You usually only have to worry about GST when you buy a commercial property. If your:

  • gross rent, excluding GST, is more than $50,000 a year, you need to be registered for GST.
  • gross rent is less than $50,000 you can voluntarily register for GST.

And if you are registered for GST you:

  • must include it in the rent you charge
  • can claim GST credits for any rental expenses
  • need a tax invoice to claim the GST credits on any purchases you make
  • must give your business tenant a tax invoice so that they can claim the GST in the rent.

GST and your renter

If your renter is registered for GST and they use the premises solely for business:

  • the amount of rent will include GST
  • you can claim GST credits.

If your renter is not registered for GST or the rent is partly for private use:

  • GST is based on the market value not the amount they pay you.

For example, say you rent office space to someone who’s not registered for GST and they pay you $220 per week, but the market value rent is $440 per week. You’ll still need to account for $40 GST so you can claim GST credits.

Are you earning additional income from the property?

On top of rent, there are other potential income streams to remember, such as:

  • profit generated from the use of the rental property.
  • bond money if you entitled to keep any
  • insurance payouts for things like such as compensation for lost rent

Claiming on property expenses

At the other end of the scale, there are the inevitable expenses such as:

  • maintenance costs
  • body corporate fees and charges.

What you might be able to claim expenses for

In addition, there are things you might be able to claim for over a number of years including:

  • borrowing expenses
  • amounts for decline in value of depreciating assets
  • a capital works deduction for the cost of capital improvements
  • capital repairs once the cost has been charged to the appropriate fund.

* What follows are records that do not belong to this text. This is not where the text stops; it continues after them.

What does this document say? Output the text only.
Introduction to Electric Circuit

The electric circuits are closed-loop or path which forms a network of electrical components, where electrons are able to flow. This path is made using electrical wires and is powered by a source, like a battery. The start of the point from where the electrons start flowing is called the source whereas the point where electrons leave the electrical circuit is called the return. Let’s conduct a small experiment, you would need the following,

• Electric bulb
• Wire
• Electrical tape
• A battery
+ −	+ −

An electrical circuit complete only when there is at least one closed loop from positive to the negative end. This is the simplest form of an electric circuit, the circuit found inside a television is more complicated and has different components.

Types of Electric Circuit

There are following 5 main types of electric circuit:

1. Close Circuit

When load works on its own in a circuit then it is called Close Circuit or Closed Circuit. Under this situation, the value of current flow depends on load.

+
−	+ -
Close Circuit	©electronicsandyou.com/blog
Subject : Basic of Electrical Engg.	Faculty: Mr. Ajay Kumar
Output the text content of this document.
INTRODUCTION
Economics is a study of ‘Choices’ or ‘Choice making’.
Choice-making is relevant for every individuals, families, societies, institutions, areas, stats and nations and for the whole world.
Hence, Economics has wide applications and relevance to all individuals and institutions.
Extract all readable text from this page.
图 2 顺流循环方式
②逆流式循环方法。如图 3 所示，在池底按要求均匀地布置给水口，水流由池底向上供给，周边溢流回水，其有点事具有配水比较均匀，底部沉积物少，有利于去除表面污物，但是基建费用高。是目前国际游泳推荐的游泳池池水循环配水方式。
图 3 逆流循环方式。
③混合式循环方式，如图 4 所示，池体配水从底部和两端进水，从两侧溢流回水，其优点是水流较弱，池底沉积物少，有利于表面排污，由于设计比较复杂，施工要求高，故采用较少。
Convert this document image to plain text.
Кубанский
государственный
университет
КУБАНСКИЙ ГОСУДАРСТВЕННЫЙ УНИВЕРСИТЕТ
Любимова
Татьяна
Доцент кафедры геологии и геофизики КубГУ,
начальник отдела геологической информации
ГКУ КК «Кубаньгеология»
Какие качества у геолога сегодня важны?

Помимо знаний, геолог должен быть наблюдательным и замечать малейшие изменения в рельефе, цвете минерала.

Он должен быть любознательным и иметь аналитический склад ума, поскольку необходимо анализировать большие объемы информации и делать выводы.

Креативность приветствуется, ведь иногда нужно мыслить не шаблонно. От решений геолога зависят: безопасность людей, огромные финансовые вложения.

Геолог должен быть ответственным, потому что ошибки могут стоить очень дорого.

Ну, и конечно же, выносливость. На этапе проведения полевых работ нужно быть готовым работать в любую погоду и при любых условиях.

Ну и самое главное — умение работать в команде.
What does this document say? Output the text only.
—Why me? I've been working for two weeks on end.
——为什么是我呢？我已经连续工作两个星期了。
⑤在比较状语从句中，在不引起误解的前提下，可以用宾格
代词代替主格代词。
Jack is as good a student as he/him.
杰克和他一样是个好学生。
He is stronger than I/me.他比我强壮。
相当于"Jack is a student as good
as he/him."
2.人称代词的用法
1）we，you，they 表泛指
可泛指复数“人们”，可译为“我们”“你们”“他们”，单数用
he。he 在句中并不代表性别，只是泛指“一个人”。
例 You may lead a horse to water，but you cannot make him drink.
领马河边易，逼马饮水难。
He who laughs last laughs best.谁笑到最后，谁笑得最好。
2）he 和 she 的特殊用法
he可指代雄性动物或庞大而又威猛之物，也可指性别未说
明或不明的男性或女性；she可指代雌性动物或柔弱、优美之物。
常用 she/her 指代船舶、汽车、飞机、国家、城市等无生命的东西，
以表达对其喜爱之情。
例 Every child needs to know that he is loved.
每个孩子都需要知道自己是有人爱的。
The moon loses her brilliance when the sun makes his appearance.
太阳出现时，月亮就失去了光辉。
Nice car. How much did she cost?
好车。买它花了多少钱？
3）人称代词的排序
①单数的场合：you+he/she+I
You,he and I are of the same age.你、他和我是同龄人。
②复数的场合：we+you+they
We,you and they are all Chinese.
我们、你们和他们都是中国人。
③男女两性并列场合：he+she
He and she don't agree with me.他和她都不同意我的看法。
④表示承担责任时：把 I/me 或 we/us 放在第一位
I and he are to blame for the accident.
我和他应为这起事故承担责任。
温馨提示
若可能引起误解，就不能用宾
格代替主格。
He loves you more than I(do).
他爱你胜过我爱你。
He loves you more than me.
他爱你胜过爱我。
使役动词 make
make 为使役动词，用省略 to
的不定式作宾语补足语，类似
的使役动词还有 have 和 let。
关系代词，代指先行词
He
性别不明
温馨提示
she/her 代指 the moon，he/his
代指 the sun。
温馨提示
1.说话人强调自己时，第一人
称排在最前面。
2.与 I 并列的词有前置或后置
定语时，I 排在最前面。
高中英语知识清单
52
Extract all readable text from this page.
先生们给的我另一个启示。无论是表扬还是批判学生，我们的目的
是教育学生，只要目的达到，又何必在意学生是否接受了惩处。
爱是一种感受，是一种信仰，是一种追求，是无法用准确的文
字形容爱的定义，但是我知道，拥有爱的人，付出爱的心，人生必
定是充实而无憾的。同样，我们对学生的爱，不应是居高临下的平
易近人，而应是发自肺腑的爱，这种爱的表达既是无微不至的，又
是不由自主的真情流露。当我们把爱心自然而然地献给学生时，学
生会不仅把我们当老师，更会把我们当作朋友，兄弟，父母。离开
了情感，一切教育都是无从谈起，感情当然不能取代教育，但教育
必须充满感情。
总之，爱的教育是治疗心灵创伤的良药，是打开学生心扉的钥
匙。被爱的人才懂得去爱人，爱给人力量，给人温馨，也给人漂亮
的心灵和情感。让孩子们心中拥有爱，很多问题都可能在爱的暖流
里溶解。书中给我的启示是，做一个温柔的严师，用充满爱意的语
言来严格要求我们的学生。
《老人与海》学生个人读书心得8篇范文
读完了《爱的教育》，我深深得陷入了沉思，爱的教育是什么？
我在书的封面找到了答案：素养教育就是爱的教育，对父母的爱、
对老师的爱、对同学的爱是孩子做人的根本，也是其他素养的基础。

What you can’t claim expenses for

Make sure you don’t include:

  • time rented below commercial value. For example, if you let your daughter run her business out of there at no cost until she gets on her feet, you can’t claim deductions for this period.
  • levies paid to a special fund for particular capital expenditure.
  • special contributions for major capital expenses to be paid out of the general purpose sinking fund.
  • costs of buying and selling the property (see capital gains below)

More than one owner

If you own your property with someone else then rental income and expenses must be attributed to each co-owner according to your legal interest in the property regardless of any other agreement you might have.

Capital gains tax on rental property

Capital gains tax is the tax you pay on any gain made on an income-producing asset eg investment properties. Depending on when you bought your rental property, capital gains tax might apply when you sell it.

Some of your expenses can reduce your capital gains tax. However, there are some expenses – like the costs of buying or selling the property – you can’t claim as deductions.

And if the property is owned by more than one person, each of you may have to pay capital gains tax based on your legal interest in the property.

Keep records of everything

You need to keep records of all your income and expenses relating to your rental property. And hold on to them for five years after you sell it.

For capital gains tax purposes, you must have records stating whether you:

  • bought the property
  • inherited it
  • received it in a divorce settlement or as a gift
  • make improvements to property.

Note: The information within this text and any reference to Australian taxation issues are intended as a guide only. You should seek accounting and tax advice based on your personal situation.